The opinions in paragraph 1 with respect to existence and good standing of the Company are based solely on the Good Standing Certificate. In expressing the opinions above, we have assumed (i) that the Shares and the Confirmation Shares will not be issued or sold in violation of Article VII of the Charter and (ii) that, upon issuance of the Shares and Confirmation Shares, the total number of shares of Common Stock issued and outstanding will not exceed the total number of shares of Common Stock that the Company is then authorized to issue under the Charter.
 
The opinions expressed above are subject to the following assumptions, exceptions, qualifications and limitations:
 
(A)          We have made no investigation or verification of, and we express no opinion as to, the laws of any jurisdiction other than the laws of the Maryland General Corporation Law (including the statutory provisions, all applicable provisions of the Maryland Constitution) and reported judicial decisions interpreting the foregoing) in effect on the date hereof (collectively, “Applicable Law”).
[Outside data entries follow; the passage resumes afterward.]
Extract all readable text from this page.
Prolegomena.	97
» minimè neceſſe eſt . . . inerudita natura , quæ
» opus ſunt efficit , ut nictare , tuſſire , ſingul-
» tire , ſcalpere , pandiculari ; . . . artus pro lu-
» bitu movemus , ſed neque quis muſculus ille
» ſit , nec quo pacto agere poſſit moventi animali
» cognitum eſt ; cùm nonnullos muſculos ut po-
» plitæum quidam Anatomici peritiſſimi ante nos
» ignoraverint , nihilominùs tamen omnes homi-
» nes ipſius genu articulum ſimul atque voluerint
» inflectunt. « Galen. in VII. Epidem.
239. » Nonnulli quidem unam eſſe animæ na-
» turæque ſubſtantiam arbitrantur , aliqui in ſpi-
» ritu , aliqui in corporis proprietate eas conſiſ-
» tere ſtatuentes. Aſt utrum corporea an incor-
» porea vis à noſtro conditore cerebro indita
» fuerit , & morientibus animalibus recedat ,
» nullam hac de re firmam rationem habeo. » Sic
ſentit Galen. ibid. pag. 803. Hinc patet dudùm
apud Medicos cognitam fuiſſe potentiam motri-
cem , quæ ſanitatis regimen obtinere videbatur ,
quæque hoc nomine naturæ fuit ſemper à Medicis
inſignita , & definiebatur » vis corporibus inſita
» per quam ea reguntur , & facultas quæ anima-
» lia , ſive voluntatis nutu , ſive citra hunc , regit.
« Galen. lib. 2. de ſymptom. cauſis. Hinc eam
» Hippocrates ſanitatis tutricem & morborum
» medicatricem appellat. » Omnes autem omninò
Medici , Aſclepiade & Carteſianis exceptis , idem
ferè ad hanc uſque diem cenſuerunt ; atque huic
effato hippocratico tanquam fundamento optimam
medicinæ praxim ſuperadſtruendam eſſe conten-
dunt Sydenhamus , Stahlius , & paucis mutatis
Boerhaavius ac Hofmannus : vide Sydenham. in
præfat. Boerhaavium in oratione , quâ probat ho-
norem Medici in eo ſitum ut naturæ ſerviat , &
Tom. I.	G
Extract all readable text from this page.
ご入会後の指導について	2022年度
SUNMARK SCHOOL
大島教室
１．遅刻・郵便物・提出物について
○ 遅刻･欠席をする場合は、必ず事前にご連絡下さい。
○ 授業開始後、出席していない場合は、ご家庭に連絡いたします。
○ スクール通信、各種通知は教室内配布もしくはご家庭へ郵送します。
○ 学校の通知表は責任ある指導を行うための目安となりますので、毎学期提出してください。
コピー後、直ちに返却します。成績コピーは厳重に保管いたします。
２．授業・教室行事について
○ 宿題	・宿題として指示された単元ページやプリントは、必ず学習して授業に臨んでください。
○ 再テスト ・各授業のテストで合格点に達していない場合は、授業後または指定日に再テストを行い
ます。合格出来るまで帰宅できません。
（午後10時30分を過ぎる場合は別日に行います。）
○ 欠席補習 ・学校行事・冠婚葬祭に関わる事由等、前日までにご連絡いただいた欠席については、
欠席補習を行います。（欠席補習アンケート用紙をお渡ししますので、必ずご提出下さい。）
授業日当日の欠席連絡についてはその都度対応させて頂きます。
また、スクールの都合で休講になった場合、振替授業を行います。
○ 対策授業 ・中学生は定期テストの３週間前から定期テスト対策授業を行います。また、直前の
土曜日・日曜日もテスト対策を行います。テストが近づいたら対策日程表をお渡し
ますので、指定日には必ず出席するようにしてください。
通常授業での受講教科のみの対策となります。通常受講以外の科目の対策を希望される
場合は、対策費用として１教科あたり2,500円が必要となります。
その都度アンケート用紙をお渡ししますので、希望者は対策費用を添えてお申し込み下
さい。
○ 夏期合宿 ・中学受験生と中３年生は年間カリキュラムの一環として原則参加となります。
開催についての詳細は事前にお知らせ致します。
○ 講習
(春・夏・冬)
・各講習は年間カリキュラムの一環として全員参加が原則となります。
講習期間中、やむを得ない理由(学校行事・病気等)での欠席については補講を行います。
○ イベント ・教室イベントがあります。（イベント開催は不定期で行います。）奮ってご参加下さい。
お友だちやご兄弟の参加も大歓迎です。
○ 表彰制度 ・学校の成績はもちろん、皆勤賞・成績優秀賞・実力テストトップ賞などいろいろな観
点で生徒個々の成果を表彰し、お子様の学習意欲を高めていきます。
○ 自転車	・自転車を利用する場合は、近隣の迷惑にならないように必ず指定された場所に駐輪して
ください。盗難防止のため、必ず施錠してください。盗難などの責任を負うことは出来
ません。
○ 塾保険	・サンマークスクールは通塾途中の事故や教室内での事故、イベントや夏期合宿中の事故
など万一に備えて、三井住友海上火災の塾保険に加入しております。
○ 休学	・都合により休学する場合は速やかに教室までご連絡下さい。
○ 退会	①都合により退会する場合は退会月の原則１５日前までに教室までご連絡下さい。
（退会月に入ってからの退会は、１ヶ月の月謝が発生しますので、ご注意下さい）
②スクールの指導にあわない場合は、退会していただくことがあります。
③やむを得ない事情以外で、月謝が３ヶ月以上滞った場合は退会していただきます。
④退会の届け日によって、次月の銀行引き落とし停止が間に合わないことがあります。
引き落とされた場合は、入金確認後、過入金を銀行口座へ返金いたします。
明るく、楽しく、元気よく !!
This opinion letter concerns only the effect of the laws (exclusive of the principles of conflict of laws) of the State of Maryland as currently in effect. As to matters of such Applicable Laws, we have based our opinion solely upon our examination of such laws and the rules and regulations of the authorities administering such laws, all as reported in standard, unofficial compilations. The opinion expressed herein is subject to the effect of judicial decisions which may permit the introduction of parol evidence to modify the terms or the interpretation of agreements.
 
(B)          We express no opinion as to compliance with the securities (or “blue sky”) laws of any jurisdiction or as to federal or state tax laws or laws regarding fraudulent transfers, health care laws, broker licensing laws, real estate syndication laws, mortgage lending laws or principles of conflicts of laws of the State of Maryland or any other jurisdiction.
 
(C)          The foregoing opinions are rendered as of the date hereof. We assume no obligation to update such opinions to reflect any facts or circumstances that may hereafter come to our attention or that may hereafter occur.
 
(D)          We express no opinion as to the issuance of any securities by any issuer other than the Company.
 
(E)          This opinion letter is limited to the matters set forth herein, and no other opinion should be inferred beyond the matters expressly stated.
 
We hereby consent to the filing of this opinion letter with the Commission as Exhibit 5.1 to the Form 8-K on the date hereof and to the use of the name of our firm in the section entitled “Legal Matters” in the Prospectus forming part of the Registration Statement. In giving this consent, we do not admit that we are within the category of persons whose consent is required by Section 7 of the Securities Act or the rules and regulations promulgated thereunder by the Commission.